ABILENE, Texas (KTAB) – Back in December, we asked you to nominate the women who make a difference across the Big Country. Our first nominee spotlight is Army Veteran, Teresa Clickener of Abilene.

KTAB met with Clickener to learn her story. The 26-year Veteran took us on a tour of photos and a journal from her time spent in Afghanistan with the U.S. Army.
“As I look at this picture, I’m thinking to this time and realizing how important my job is, but also how dangerous it was,” Clickener reminisced. “On March 6th, my birthday, we had a suicide bombing at one of the gates.”
As an Army nurse, Clickener said her job was to provide aid to our deployed troops, but she was never able to ignore her heart for caring. She would also help Afghan civilians and prisoners of war (POWs), and for good reason.

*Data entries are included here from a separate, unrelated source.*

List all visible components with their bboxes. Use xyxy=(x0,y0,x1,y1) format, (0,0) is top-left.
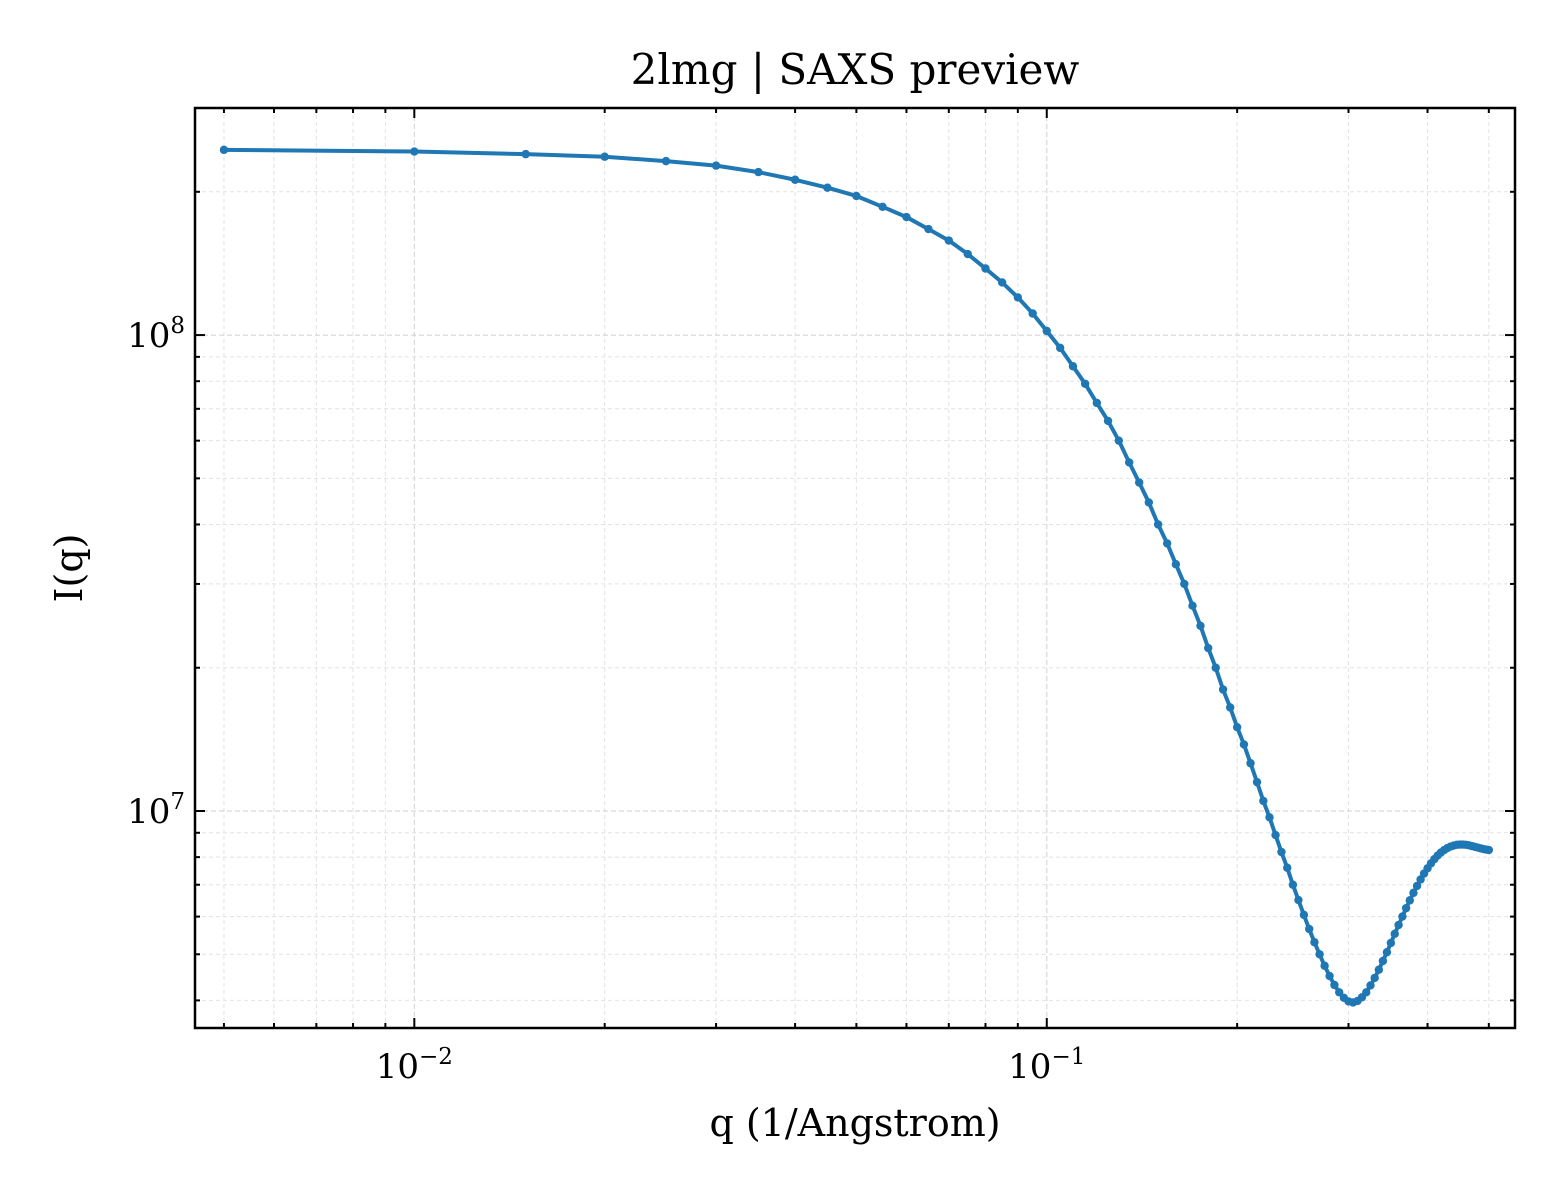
data-point xyxy=(1299,910,1309,920)
data-point xyxy=(1374,965,1384,974)
data-point xyxy=(823,183,832,192)
data-point xyxy=(924,224,933,234)
y-tick-label: 108 xyxy=(127,313,185,356)
data-point xyxy=(1114,436,1124,445)
tick-labels: 10−2 10−1 107 108 xyxy=(127,313,1085,1087)
data-point xyxy=(790,175,800,184)
data-point xyxy=(1134,478,1144,487)
data-point xyxy=(1013,293,1023,302)
data-point xyxy=(1390,929,1399,939)
data-point xyxy=(754,167,763,177)
data-point xyxy=(1386,938,1396,948)
data-point xyxy=(963,249,972,259)
data-point xyxy=(1409,888,1418,898)
grid-lines xyxy=(195,107,1515,1028)
data-point xyxy=(1320,961,1329,970)
data-point xyxy=(1484,845,1494,855)
data-point xyxy=(902,212,911,222)
x-tick-label: 10−2 xyxy=(376,1044,453,1087)
data-point xyxy=(1325,971,1334,981)
y-tick-label: 107 xyxy=(127,789,185,832)
data-point xyxy=(1310,938,1319,947)
data-point xyxy=(600,152,609,161)
axis-ticks xyxy=(195,107,1515,1028)
data-point xyxy=(1366,981,1375,990)
data-point xyxy=(1378,956,1388,966)
chart-title: 2lmg | SAXS preview xyxy=(631,45,1080,94)
data-point xyxy=(1204,643,1213,653)
data-point xyxy=(1362,988,1371,997)
data-point xyxy=(1028,309,1037,318)
y-axis-label: I(q) xyxy=(47,534,91,603)
data-point xyxy=(997,278,1007,287)
x-tick-label: 10−1 xyxy=(1008,1044,1085,1087)
data-point xyxy=(1055,343,1065,353)
data-point xyxy=(1171,560,1181,569)
data-point xyxy=(1162,539,1172,548)
data-point xyxy=(944,236,953,245)
data-point xyxy=(1211,663,1220,672)
data-point xyxy=(1370,973,1379,983)
data-point xyxy=(410,147,419,156)
data-point xyxy=(1246,759,1255,768)
data-point xyxy=(1252,777,1262,787)
data-point xyxy=(1405,896,1415,905)
series-group xyxy=(219,145,1494,1007)
data-point xyxy=(1394,920,1403,930)
plot-frame xyxy=(193,106,1517,1030)
data-point xyxy=(1382,948,1392,957)
data-point xyxy=(661,156,671,166)
data-point xyxy=(1277,847,1286,857)
data-point xyxy=(1265,813,1274,822)
data-point xyxy=(1196,621,1205,630)
data-point xyxy=(1225,703,1235,712)
data-point xyxy=(1335,988,1344,997)
data-point xyxy=(1239,740,1249,749)
data-point xyxy=(1218,685,1228,694)
data-point xyxy=(1153,520,1163,529)
data-point xyxy=(711,161,721,170)
data-point xyxy=(878,202,887,212)
data-point xyxy=(1124,458,1134,467)
data-point xyxy=(1042,326,1051,336)
data-point xyxy=(1188,601,1197,610)
data-point xyxy=(1288,880,1298,889)
data-point xyxy=(1330,980,1339,990)
data-point xyxy=(1232,723,1242,732)
data-point xyxy=(1068,362,1078,371)
data-point xyxy=(1412,881,1422,891)
data-point xyxy=(852,191,861,201)
data-point xyxy=(1401,903,1411,913)
data-point xyxy=(1092,398,1102,408)
data-point xyxy=(1144,498,1154,507)
x-axis-label: q (1/Angstrom) xyxy=(709,1101,1000,1145)
data-point xyxy=(1080,379,1090,388)
data-point xyxy=(1315,950,1324,959)
data-point xyxy=(521,149,530,159)
data-point xyxy=(1259,796,1268,806)
data-point xyxy=(1180,579,1189,589)
data-point xyxy=(219,145,229,155)
data-point xyxy=(1271,830,1280,840)
data-point xyxy=(1283,863,1292,872)
data-point xyxy=(1398,912,1407,921)
data-point xyxy=(1294,895,1303,905)
data-point xyxy=(1103,416,1113,426)
data-point xyxy=(981,264,990,273)
data-point xyxy=(1305,924,1314,934)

“As far as providing care to the Afghan people, it was a no brainer because they protected me,” explained Clickener.
In 2009, Clickener made her way back home to her family in Abilene. Some years later, she would retire from the military, and graduate from Texas Tech University – earning her nursing degree. That degree would lead to her second career in healthcare.
With all these important and life-altering actions Clickener’s made, it was one event in 2021 that would change her life as she knew it.
“When we found out that Bagram fell, it was very, very traumatic for everybody across the board, especially those that served over there,” Clickener recalled.
In August of 2021, Bagram Airfield in Afghanistan fell when two suicide bombers and gunmen attacked crowds flocking to Kabul’s airport. Afghan and U.S. officials said the attacks killed at least 60 Afghans and 13 U.S. troops.
When Bagram fell, Clickener told KTAB she was on a nursing contract assignment in Washington, and because of how the U.S.’s withdrawal from Afghanistan played out, it left her and many others in a state of mind similar to Veterans of the Vietnam War.
“It was a shock for all of us that served,” revealed Clickener. “We struggled with what was our mission there, and what did we accomplish there.”
As Clickener had to process her own grief, she would attempt to turn the page, and rally for Afghan refugees.
“Of course, none of us knew where any of them were going, but I knew from my own personal journey – and to heal like so many of us Veterans to heal – we needed to be there for them like they were for us,” Clickener said.
Clickener’s husband, Robert, is a fellow military Veteran, and spoke to her rise for refugees.
“Teresa, the best way to describe her in this endeavor, is she is a quarterback,” bragged Robert Clickener. “Teresa was on the phone with the I-R-C in Fort Worth (International Rescue Committee), ‘hey, we have a place for displaced children,’ and before we knew it, we had families showing up here at the IRC in Abilene.”
After that call to the IRC, Clickener said she was able to welcome three Afghan families to Abilene, where she helped them transition into U.S. life.
“These three families, it has been such a wonderful journey to be on this with them,” Clickener beamed. “They came here with literally nothing except whatever clothes they could put on. I partnered up with my husband, as well as another Veteran who I served with in Afghanistan, and we were able to reach out to the community and find them resources: Get them their driver’s license, food, bedding, and all the basic necessities that we take for granted.”
In helping those three families, Clickener ignited a very special drive for American life in one family in particular.
“This gentleman, he had never, of course, been to America. He had worked with Americans. He was a soldier in Afghanistan in the Afghan National Army himself, and as we progressed, and he was learning a little bit more, we knew he needed to learn how to drive so he could get to work and provide for his family,” detailed Clickener. “It was like driving when I was teaching my kids as teenagers; hitting the breaks hard or running through a stop sign and screaming a couple of times.”
Clickener’s husband, Robert, added, “I was able to get a vehicle and rebuild it in my shop, and when Dean (last name redacted) passed his test, we handed him a set of keys.”
“He was speechless,” Clickener continued. “He did not know what to say except ‘thank you.’”
Whatever it is that makes a person remarkable, there’s no doubt that Teresa Clickener has it. Her friends and neighbors told KTAB she can take the negatives of life and easily turn them into positives.
“She is a remarkable person that I have learned so much from, even in my own journeys in PTSD, just watching how she copes with stuff, and by being a servant and giving of ourselves,” delighted Clickener’s husband. “In hindsight, it was probably the best healing that she could have ever had. It was just something that she needed to do, and I was going to support her.”